[Question] Why env_change[batch_inds] is not considered during _get_samples(*) in RecurrentRolloutBuffer?
❓ Question
When getting batches from a well-collected RecurrentRolloutBuffer, only episode_starts[batch_inds] will be returned to the sequence data. And this "episode_starts" is important for lstm policy to reset the hidden state during the training. However, I have a question about the behavior here. As the seq_start_indices are decided together by both episode_starts and env_change, why are only episode_starts returned? To be more clear, why the line 240 in common.recurrent.buffers is like "episode_starts=self.pad_and_flatten(self.episode_starts[batch_inds])" instead of "episode_starts=self.pad_and_flatten(self.episode_starts[batch_inds] or env_change[batch_inds])"?
Thank you for the explanation in advance.
Checklist
- [x] I have checked that there is no similar issue in the repo
- [x] I have read the documentation
- [x] If code there is, it is minimal and working
- [ ] If code there is, it is formatted using the markdown code blocks for both code and stack traces.
Hello, thanks for pointing that out. Might be a bug. I need to dig deeper, this code is overly complex even with all the comments 🙈
To refresh my memory, I've created some graphics (I should probably put them in SB3 doc later).
First, we collect n_steps * n_envs transitions and then flatten it to be able to sample from it:
Optionally, we split randomly the flattened sequences to add a bit of randomness when sampling for multiple epochs:
We need to zero-out the hidden state of LSTM whenever a new sequence starts (so episode starts or env change event).
Then we take batch_size transitions and reshape by sequences to be able to pad them:
Note: we use the flattened sequence to compute things like advantage but the last operation will be reverted before the mini-batch is fed to the LSTM (which expects (max length, n_seq, features_dim) as input)
To be more clear, why the line 240 in common.recurrent.buffers is like "episode_starts=self.pad_and_flatten(self.episode_starts[batch_inds])" instead of "episode_starts=self.pad_and_flatten(self.episode_starts[batch_inds] or env_change[batch_inds])"?
After looking at it, it should probably be like: https://github.com/Stable-Baselines-Team/stable-baselines3-contrib/blob/00a401db2c0bcfe8410fba2c4df1d001909e59e3/sb3_contrib/common/recurrent/buffers.py#L82
We should also double check the effect of the split on it...
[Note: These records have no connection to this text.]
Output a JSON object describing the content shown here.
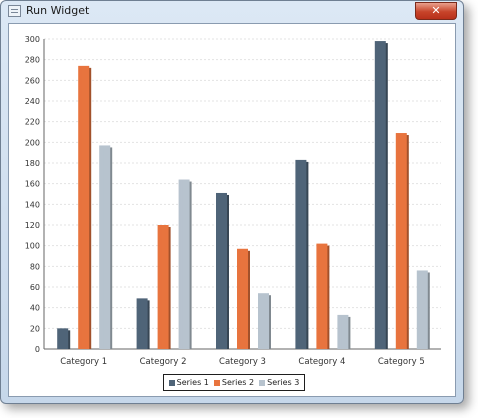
{
  "window": {
    "title": "Run Widget",
    "close_glyph": "✕"
  },
  "icons": {
    "app": "app-window-icon",
    "close": "close-icon"
  },
  "colors": {
    "series1": "#4f6478",
    "series2": "#e8743e",
    "series3": "#b7c3ce"
  },
  "chart_data": {
    "type": "bar",
    "categories": [
      "Category 1",
      "Category 2",
      "Category 3",
      "Category 4",
      "Category 5"
    ],
    "series": [
      {
        "name": "Series 1",
        "values": [
          20,
          49,
          151,
          183,
          298
        ]
      },
      {
        "name": "Series 2",
        "values": [
          274,
          120,
          97,
          102,
          209
        ]
      },
      {
        "name": "Series 3",
        "values": [
          197,
          164,
          54,
          33,
          76
        ]
      }
    ],
    "yticks": [
      "0",
      "20",
      "40",
      "60",
      "80",
      "100",
      "120",
      "140",
      "160",
      "180",
      "200",
      "220",
      "240",
      "260",
      "280",
      "300"
    ],
    "ylim": [
      0,
      300
    ],
    "grid": true,
    "legend_position": "bottom"
  }
}
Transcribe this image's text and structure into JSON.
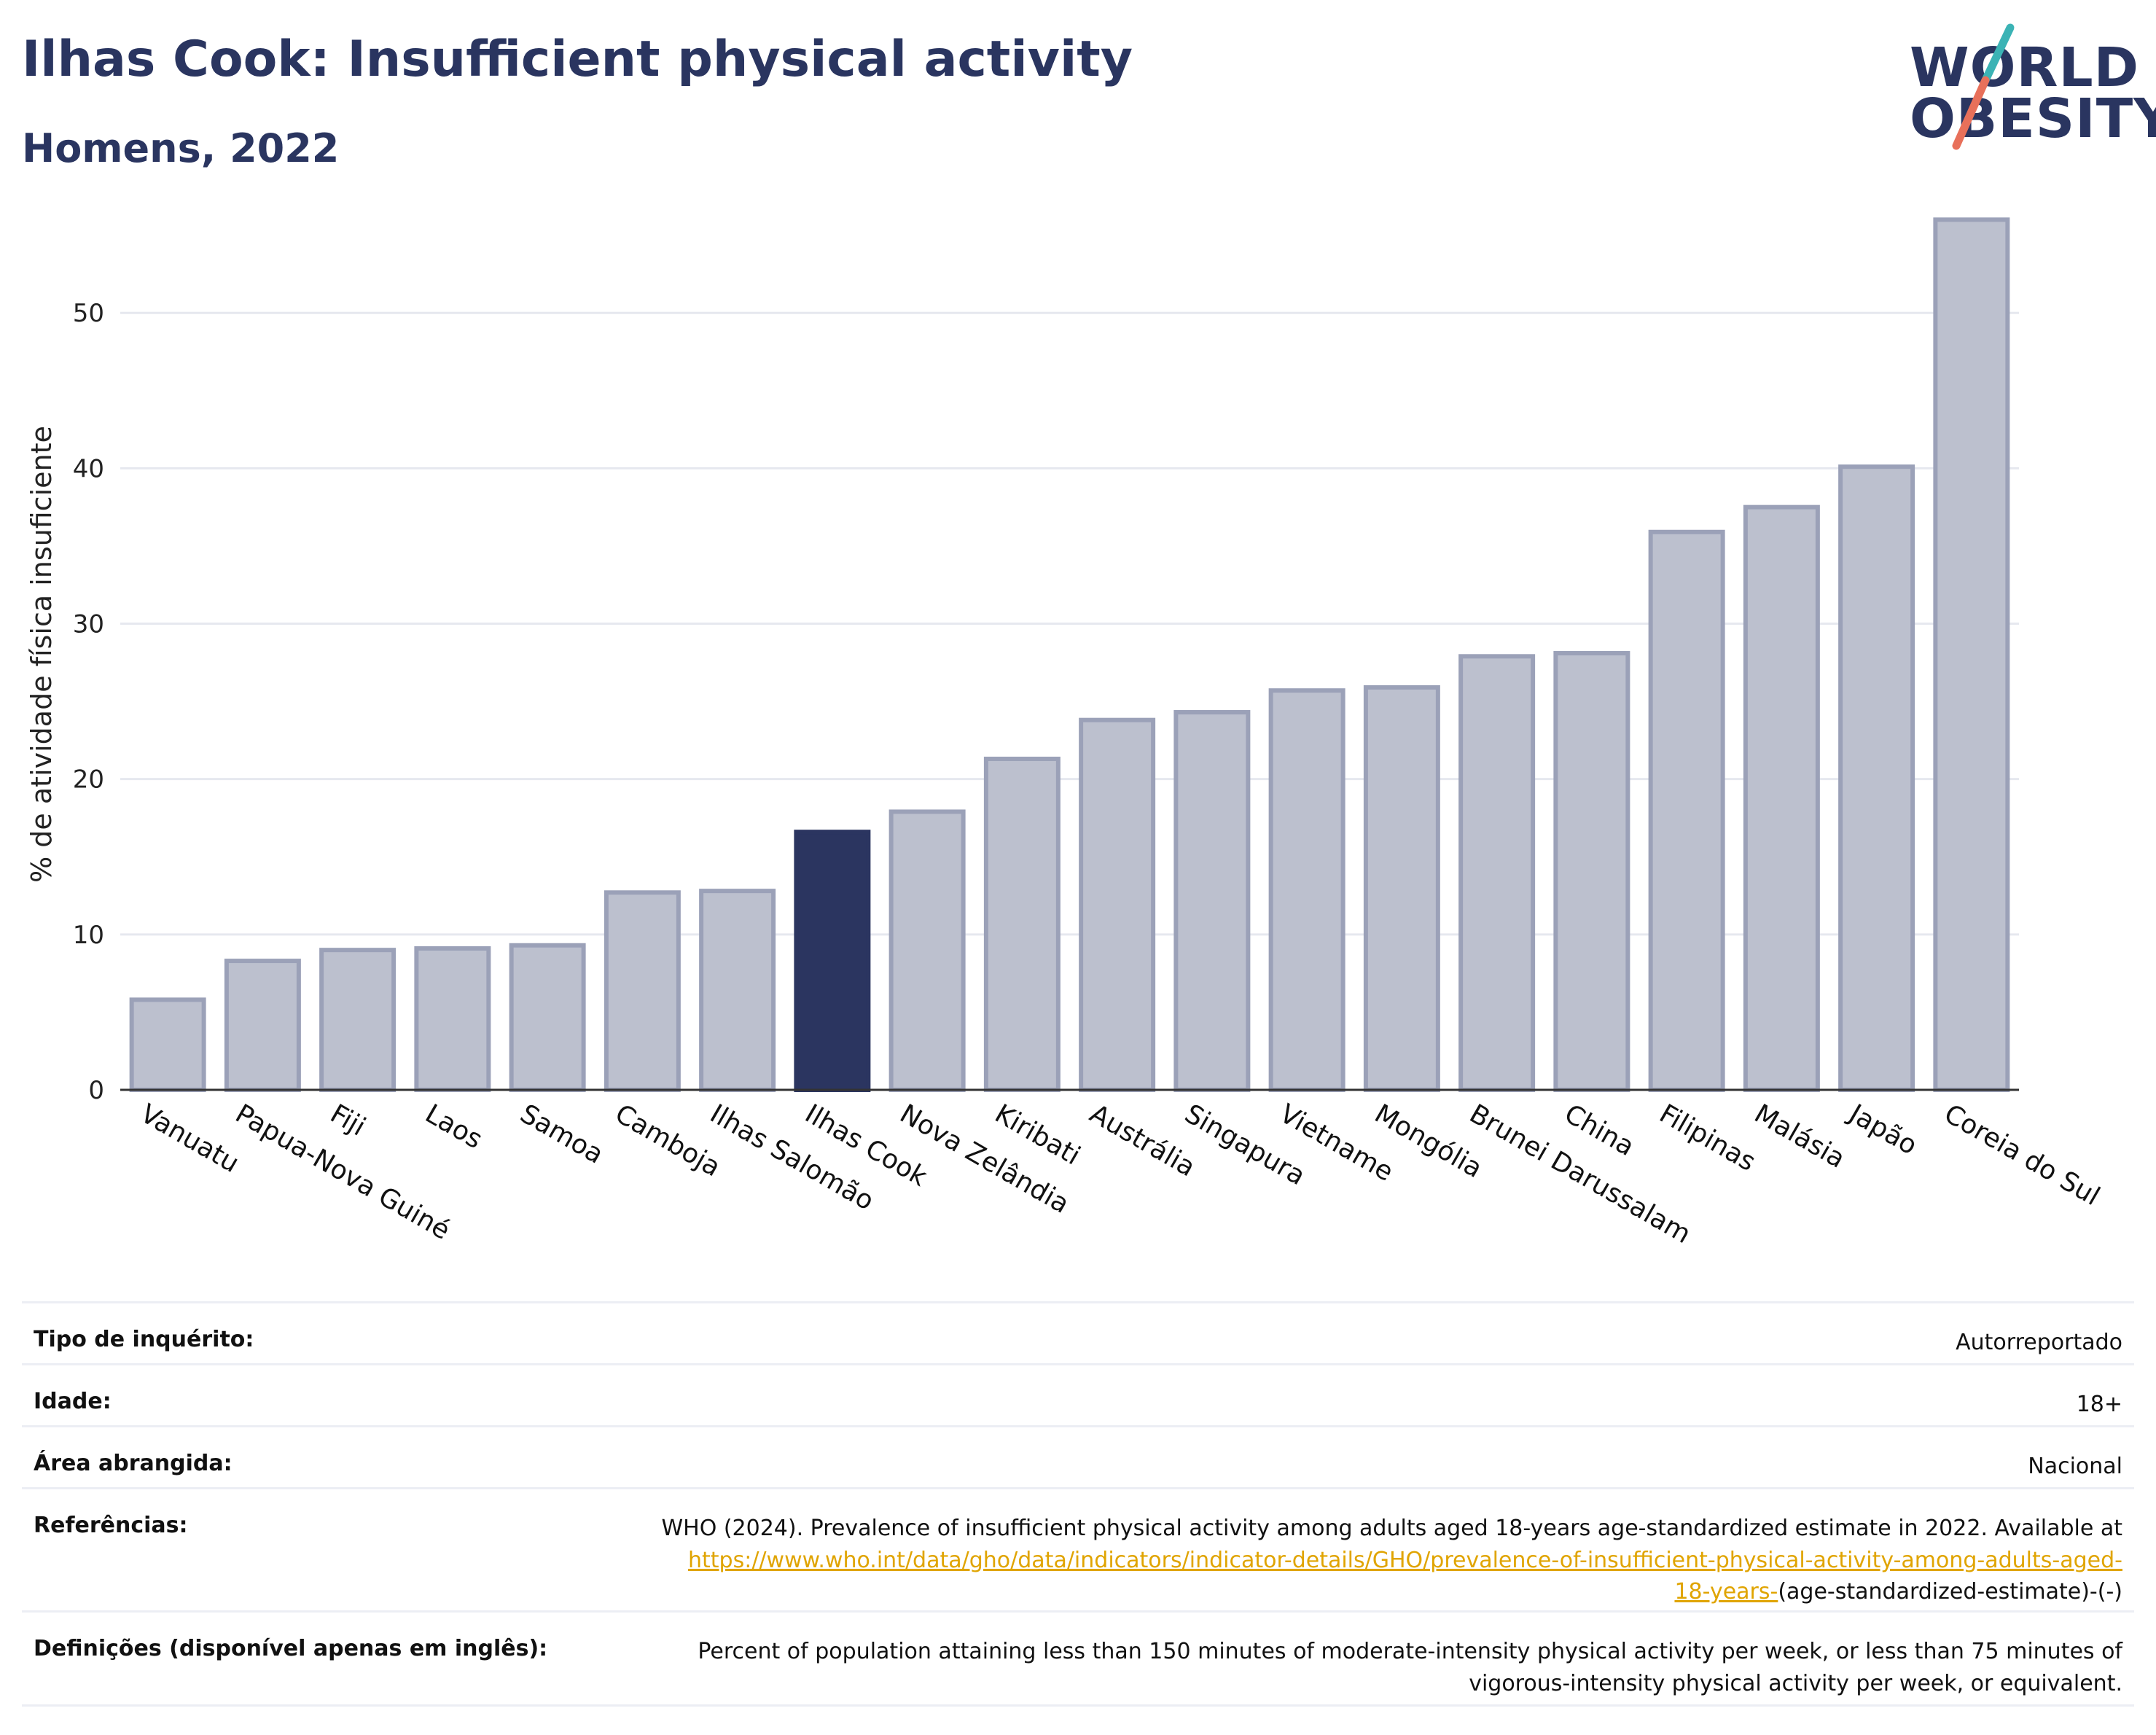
{
  "header": {
    "title": "Ilhas Cook: Insufficient physical activity",
    "subtitle": "Homens, 2022",
    "logo_line1": "WORLD",
    "logo_line2": "OBESITY"
  },
  "colors": {
    "highlight": "#2b3560",
    "bar": "#bcc0ce",
    "bar_border": "#9ba1b8",
    "grid": "#e6e8ef",
    "text": "#2a3560",
    "link": "#e0a400",
    "logo_teal": "#3bb3b5",
    "logo_coral": "#e8705a"
  },
  "chart_data": {
    "type": "bar",
    "title": "Ilhas Cook: Insufficient physical activity",
    "subtitle": "Homens, 2022",
    "xlabel": "",
    "ylabel": "% de atividade física insuficiente",
    "ylim": [
      0,
      57
    ],
    "yticks": [
      0,
      10,
      20,
      30,
      40,
      50
    ],
    "grid": true,
    "highlight": "Ilhas Cook",
    "categories": [
      "Vanuatu",
      "Papua-Nova Guiné",
      "Fiji",
      "Laos",
      "Samoa",
      "Camboja",
      "Ilhas Salomão",
      "Ilhas Cook",
      "Nova Zelândia",
      "Kiribati",
      "Austrália",
      "Singapura",
      "Vietname",
      "Mongólia",
      "Brunei Darussalam",
      "China",
      "Filipinas",
      "Malásia",
      "Japão",
      "Coreia do Sul"
    ],
    "values": [
      5.8,
      8.3,
      9.0,
      9.1,
      9.3,
      12.7,
      12.8,
      16.6,
      17.9,
      21.3,
      23.8,
      24.3,
      25.7,
      25.9,
      27.9,
      28.1,
      35.9,
      37.5,
      40.1,
      56.0
    ]
  },
  "info": {
    "survey_label": "Tipo de inquérito:",
    "survey_value": "Autorreportado",
    "age_label": "Idade:",
    "age_value": "18+",
    "area_label": "Área abrangida:",
    "area_value": "Nacional",
    "ref_label": "Referências:",
    "ref_text": "WHO (2024). Prevalence of insufficient physical activity among adults aged 18-years age-standardized estimate in 2022. Available at",
    "ref_link_1": "https://www.who.int/data/gho/data/indicators/indicator-details/GHO/prevalence-of-insufficient-physical-activity-among-adults-aged-",
    "ref_link_2": "18-years-",
    "ref_suffix": "(age-standardized-estimate)-(-)",
    "def_label": "Definições (disponível apenas em inglês):",
    "def_line1": "Percent of population attaining less than 150 minutes of moderate-intensity physical activity per week, or less than 75 minutes of",
    "def_line2": "vigorous-intensity physical activity per week, or equivalent."
  }
}
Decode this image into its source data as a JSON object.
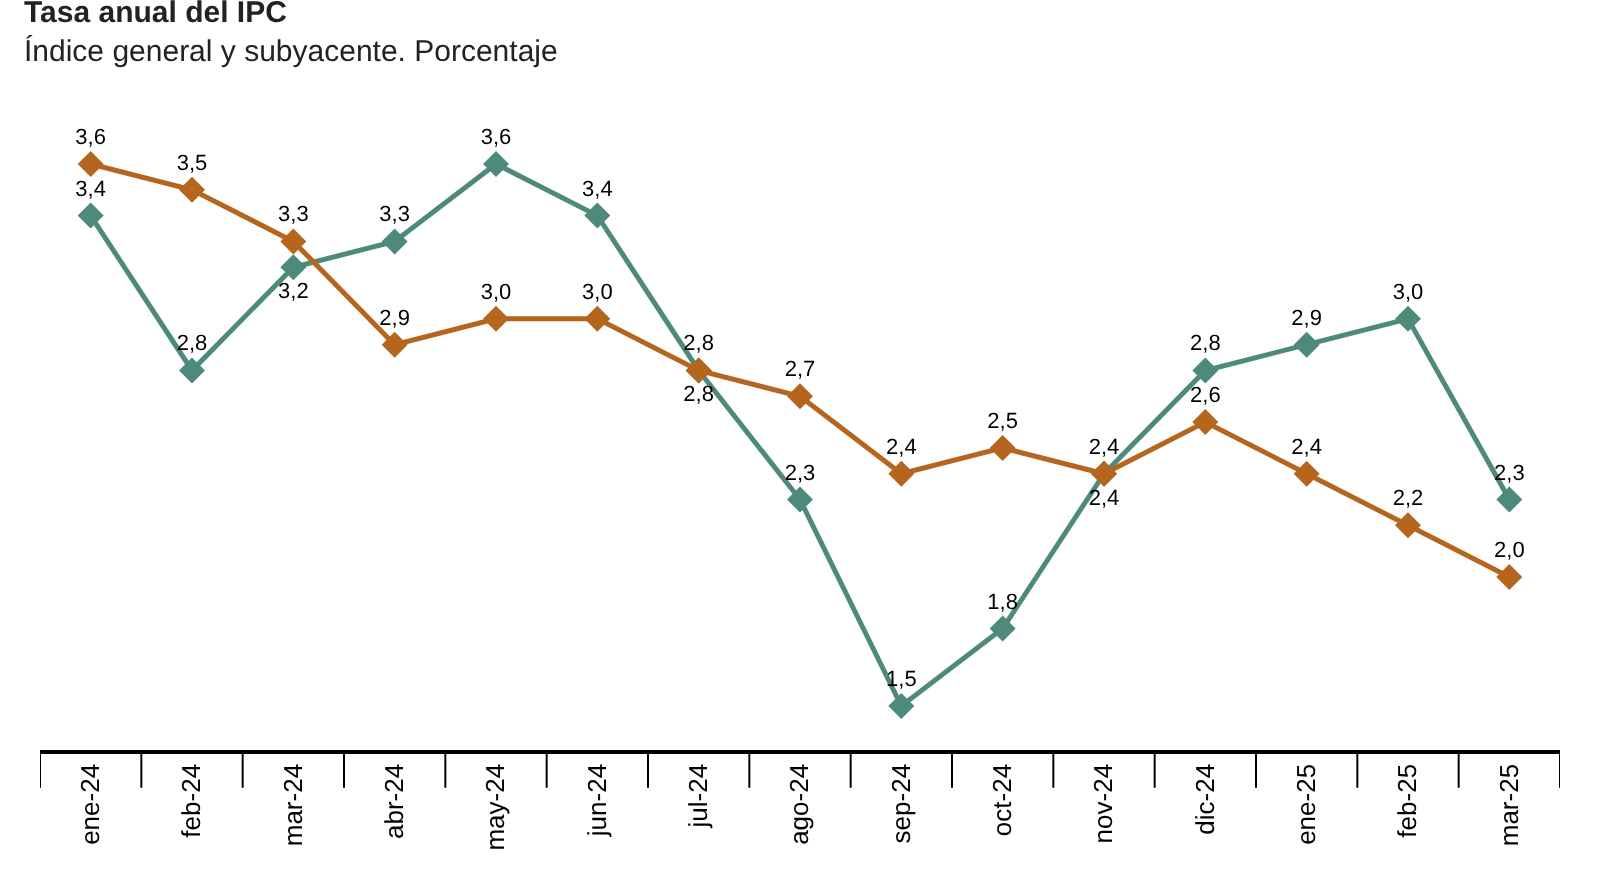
{
  "chart_data": {
    "type": "line",
    "title": "Tasa anual del IPC",
    "subtitle": "Índice general y subyacente. Porcentaje",
    "categories": [
      "ene-24",
      "feb-24",
      "mar-24",
      "abr-24",
      "may-24",
      "jun-24",
      "jul-24",
      "ago-24",
      "sep-24",
      "oct-24",
      "nov-24",
      "dic-24",
      "ene-25",
      "feb-25",
      "mar-25"
    ],
    "series": [
      {
        "color": "#4e8a7c",
        "values": [
          3.4,
          2.8,
          3.2,
          3.3,
          3.6,
          3.4,
          2.8,
          2.3,
          1.5,
          1.8,
          2.4,
          2.8,
          2.9,
          3.0,
          2.3
        ],
        "value_labels": [
          "3,4",
          "2,8",
          "3,2",
          "3,3",
          "3,6",
          "3,4",
          "2,8",
          "2,3",
          "1,5",
          "1,8",
          "2,4",
          "2,8",
          "2,9",
          "3,0",
          "2,3"
        ]
      },
      {
        "color": "#b5651d",
        "values": [
          3.6,
          3.5,
          3.3,
          2.9,
          3.0,
          3.0,
          2.8,
          2.7,
          2.4,
          2.5,
          2.4,
          2.6,
          2.4,
          2.2,
          2.0
        ],
        "value_labels": [
          "3,6",
          "3,5",
          "3,3",
          "2,9",
          "3,0",
          "3,0",
          "2,8",
          "2,7",
          "2,4",
          "2,5",
          "2,4",
          "2,6",
          "2,4",
          "2,2",
          "2,0"
        ]
      }
    ],
    "marker": "diamond",
    "line_style": "solid"
  }
}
This looks like a feature, not a bug. We will cut multiple sub-sequences, but only a few will be actual episode starts. For those that are actual starts we will later reset the hidden state (on a first sequence step). For those that aren't starts we will use stored hidden states instead of resetting them on the first seq step.
fyi, I created a fix some weeks ago: https://github.com/Stable-Baselines-Team/stable-baselines3-contrib/pull/290
but I didn't have much time to benchmark it (so far, I couldn't see any significant changes), so if someone has time to benchmark (using the no vel envs from the RL Zoo, see SB3 contrib doc), feel free to report the results here =)
We need to zero-out the hidden state of LSTM whenever a new sequence starts (so episode starts or env change event).
Do we need to reset the hidden state when env change? afaik we are not resetting the env after collecting the rollouts so s0 in episode 3 can be a state in middle of a rollout, right?
on a side note if we are creating a new sequence for every episode start do we even need these lines. can we further optimise these lines, as there won't be any case where episode_starts[1:] is 1, during training.